Got a few ideas working here, but it's all rudimentary at this point. In the end, my gut says that to just keep doing what I am doing and be happy.

 

Thanks for the feedback everyone. While the exit holy grail probably doesn't exist, sometimes I need to get a thread like this going to reinforce what I've been doing is not half bad.

 

;)

 

bf, sounds like you may be done with this thread but I’ll make a few more comments about the ‘stay - no stay’ decisions that traders must make all the time. Most systems should not have any ‘stay’ type exits, and per system, exits should be target (fixed or % of margin or… etc.), PA, trailing (via 'trend'lines see below or other trailing stop methods) or some combo. The dissonance from missing the occasional great move is part of it – hence your “be happy”. Also, some systems should have a mix of ‘stay’ and ‘no stay’ exits.

 

The main point of all my posts in this thread is that the exit methodology must be matched as precisely as possible with the system itself. Most systems are designed to play for points and that is what they should do via ‘no stay’ exits and they are as you say “not half bad””. Joe Montana had no long ball and he played for points, but he turned sub 30 yard throws into super, etc.

 

A very few systems are ‘stay’ unconditionally period and the number of traders who are sufficiently ‘comfortable’ with systems that reward ‘stay’ unconditionally (with the ‘trend’ btw) is also small. These systems play for position, not points. With full ‘stay’ systems “ … the most important aspect of any trading decision is never the condition of the market, but rather that of your own position. The trick is to be constantly moving toward a position of strength, both within an individual trade and within the marketplace at large. Just like basketball, chess, or any other activity that requires focus, you know you’re in the ‘zone’ of trading when you start playing for position, not for points.” Jonathan Hoenig, CapitalistPig

 

Personally, I can make very good money 'scalping', a little bit of money swinging, sporadically good money breakout trading - but my really homerun years were when I had (just barely) enough stones to ‘stay’ and the seasonal / trend went parabolic.

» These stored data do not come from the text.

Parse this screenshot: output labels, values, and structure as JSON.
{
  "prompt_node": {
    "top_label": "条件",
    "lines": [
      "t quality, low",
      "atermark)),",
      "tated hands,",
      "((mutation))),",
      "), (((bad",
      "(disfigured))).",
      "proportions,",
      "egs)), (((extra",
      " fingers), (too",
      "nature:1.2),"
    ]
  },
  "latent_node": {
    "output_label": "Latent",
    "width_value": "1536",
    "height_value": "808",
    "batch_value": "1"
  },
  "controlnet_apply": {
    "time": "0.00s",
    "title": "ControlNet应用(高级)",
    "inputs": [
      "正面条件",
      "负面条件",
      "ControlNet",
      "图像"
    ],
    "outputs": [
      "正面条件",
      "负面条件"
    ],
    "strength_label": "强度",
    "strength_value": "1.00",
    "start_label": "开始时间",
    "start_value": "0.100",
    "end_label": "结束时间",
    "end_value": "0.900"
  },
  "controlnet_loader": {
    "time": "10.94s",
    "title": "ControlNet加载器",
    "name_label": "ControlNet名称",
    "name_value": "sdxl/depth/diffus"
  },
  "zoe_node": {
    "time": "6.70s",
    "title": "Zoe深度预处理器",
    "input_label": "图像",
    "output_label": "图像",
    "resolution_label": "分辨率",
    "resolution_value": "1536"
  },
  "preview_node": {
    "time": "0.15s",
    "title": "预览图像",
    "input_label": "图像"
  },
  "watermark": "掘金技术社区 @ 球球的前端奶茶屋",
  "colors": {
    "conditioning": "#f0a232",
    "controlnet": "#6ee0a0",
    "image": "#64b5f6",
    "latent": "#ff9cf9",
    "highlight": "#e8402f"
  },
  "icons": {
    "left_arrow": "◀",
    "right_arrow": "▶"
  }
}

It has taken me nearly 20 years of work to really accept / assimilate / accomodate / routinely include this way of trading as my nature is more suited to ‘start clicking them in and then start clicking them out’. And, btw, this system is still not ‘trend’ trading proper – I still got a ways to go before I’m ready for real trend trading. :(:roll eyes:

 

re the lines... Am currently starting to build a short position in the indexes and as previously discussed will use the right most line (see attached) to determine my ‘stay’. It should be noted that the right most ‘live’ line is extremely mutable - I have changed its angle 3 times in as many days on this half day chart and it may be considerably steeper by Monday. I would not be surprised or disappointed if most of the position is stopped out at the green line and look forward to putting more on at a higher level. I would also not be surprised if this ‘collectively inevitable’ next leg / crash down doesn’t analogue typically (in ndx/usd terms at least), but I do want to be positioned for the possibility.

 

To review - the optimum exit methodology is determined by the system itself. Your bringing up the topic may indicate a need for just a tiny tweak to your exits rather than a need to make a big shift along the ‘stay – no stay’ continuum… hth Have a great weekend all.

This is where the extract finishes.